Mr. Perkins, Sietzen, and others say they will be watching the Sea Launch for one key reason: Will it successfully get its 8,000-pound dummy satellite into the correct orbit? "The accuracy and performance of this test will be under the microscope because it will establish whether or not this consortium's claims of service are marketable," says Charlene Anderson, associate director of the Planetary Society, a nonprofit space interest group. "It is a pivotal point in building a viable industry."
Other things to watch for, say observers, are how wind and sea conditions affect the launch's success. The launch has riled some scientists and environmentalists, who warn of possible mishaps from the spillage of lethal rocket fuel to petroleum fires and possible explosions.
False starts, as happened in the first two flights by French ArianeSpace - one which blew up, one which did not make it to sufficient altitude - could also set back the consortium's plans. Eighteen launches are already scheduled through 2001.

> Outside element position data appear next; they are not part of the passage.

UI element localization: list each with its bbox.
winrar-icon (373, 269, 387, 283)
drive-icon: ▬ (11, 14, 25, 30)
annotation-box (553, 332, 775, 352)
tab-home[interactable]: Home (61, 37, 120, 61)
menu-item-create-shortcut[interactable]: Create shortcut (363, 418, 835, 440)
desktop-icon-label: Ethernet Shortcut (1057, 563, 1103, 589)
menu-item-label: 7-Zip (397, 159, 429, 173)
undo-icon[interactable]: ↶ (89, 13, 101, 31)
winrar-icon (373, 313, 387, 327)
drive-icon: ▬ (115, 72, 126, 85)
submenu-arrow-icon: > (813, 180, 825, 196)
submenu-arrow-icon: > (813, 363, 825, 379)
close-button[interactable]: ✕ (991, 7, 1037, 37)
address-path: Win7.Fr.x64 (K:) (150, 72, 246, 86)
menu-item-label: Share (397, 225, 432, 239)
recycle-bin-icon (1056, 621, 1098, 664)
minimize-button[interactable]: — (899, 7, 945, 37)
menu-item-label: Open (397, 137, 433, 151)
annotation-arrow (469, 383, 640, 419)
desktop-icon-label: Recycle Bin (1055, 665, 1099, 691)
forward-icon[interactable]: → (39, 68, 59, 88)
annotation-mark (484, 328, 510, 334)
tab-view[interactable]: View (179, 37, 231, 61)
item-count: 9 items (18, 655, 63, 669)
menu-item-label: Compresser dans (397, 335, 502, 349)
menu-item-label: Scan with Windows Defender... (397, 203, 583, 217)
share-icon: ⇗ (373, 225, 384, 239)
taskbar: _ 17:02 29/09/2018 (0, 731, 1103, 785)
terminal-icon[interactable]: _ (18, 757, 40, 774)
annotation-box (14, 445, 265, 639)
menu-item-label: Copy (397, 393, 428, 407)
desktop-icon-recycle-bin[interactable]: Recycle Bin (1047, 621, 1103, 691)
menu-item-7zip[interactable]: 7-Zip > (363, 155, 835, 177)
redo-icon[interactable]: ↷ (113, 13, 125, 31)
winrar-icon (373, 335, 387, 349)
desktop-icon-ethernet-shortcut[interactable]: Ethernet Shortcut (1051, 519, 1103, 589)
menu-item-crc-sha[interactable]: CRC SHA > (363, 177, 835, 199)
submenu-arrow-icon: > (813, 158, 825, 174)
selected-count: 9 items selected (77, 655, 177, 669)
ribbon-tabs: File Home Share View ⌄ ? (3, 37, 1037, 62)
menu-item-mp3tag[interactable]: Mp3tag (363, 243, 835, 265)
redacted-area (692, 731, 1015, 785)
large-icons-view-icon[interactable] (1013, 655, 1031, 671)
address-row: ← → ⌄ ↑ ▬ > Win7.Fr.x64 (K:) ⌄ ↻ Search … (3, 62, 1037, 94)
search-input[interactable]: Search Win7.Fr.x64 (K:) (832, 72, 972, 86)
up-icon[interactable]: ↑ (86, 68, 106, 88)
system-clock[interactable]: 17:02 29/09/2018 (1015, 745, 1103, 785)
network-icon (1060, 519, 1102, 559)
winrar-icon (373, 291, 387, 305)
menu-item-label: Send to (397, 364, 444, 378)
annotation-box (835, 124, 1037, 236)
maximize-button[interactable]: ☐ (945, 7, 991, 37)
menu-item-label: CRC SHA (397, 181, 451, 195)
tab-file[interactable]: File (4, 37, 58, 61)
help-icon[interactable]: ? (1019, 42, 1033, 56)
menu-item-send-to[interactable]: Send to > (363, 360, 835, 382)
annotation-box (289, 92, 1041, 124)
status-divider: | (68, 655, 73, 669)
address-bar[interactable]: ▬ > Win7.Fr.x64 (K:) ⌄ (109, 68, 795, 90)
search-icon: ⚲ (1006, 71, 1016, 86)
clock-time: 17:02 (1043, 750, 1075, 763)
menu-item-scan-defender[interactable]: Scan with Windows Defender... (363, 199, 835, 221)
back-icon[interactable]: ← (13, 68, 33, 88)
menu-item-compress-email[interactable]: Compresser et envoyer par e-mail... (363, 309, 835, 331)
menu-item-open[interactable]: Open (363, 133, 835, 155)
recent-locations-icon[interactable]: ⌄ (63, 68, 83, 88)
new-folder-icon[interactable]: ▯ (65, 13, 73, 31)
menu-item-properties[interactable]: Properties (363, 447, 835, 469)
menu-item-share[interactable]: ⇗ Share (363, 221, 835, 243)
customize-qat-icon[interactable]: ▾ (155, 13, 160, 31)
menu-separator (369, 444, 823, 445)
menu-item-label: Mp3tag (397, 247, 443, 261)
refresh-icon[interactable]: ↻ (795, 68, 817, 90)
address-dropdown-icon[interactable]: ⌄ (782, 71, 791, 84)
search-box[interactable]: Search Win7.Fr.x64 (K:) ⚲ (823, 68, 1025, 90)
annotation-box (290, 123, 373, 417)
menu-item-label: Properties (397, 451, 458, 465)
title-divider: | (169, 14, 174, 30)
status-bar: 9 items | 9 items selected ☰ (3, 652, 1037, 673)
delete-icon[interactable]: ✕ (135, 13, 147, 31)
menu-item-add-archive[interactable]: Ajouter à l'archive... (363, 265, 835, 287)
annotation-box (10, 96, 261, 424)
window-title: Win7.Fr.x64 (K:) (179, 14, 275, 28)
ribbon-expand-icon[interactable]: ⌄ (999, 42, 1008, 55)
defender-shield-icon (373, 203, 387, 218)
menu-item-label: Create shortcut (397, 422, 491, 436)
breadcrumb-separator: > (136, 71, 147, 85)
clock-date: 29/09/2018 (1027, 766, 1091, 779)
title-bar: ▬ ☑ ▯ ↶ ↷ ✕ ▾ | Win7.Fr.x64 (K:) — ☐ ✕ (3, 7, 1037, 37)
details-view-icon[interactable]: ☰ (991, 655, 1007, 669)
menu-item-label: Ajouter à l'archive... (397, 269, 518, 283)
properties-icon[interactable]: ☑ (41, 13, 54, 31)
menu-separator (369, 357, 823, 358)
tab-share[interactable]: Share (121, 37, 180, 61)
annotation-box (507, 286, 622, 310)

Some worry that the venture's multinational partnership is a drawback because of political concerns, as well as the need to provide a wide range of launch components over extended periods. But Murray says such consortiums create needed competition and other advantages.
"The use of multinational assets is undoubtedly the way of the future. It is more efficient in a global, economic sense, creates economic incentives between competing nations, and builds in political incentives to avoid crisis."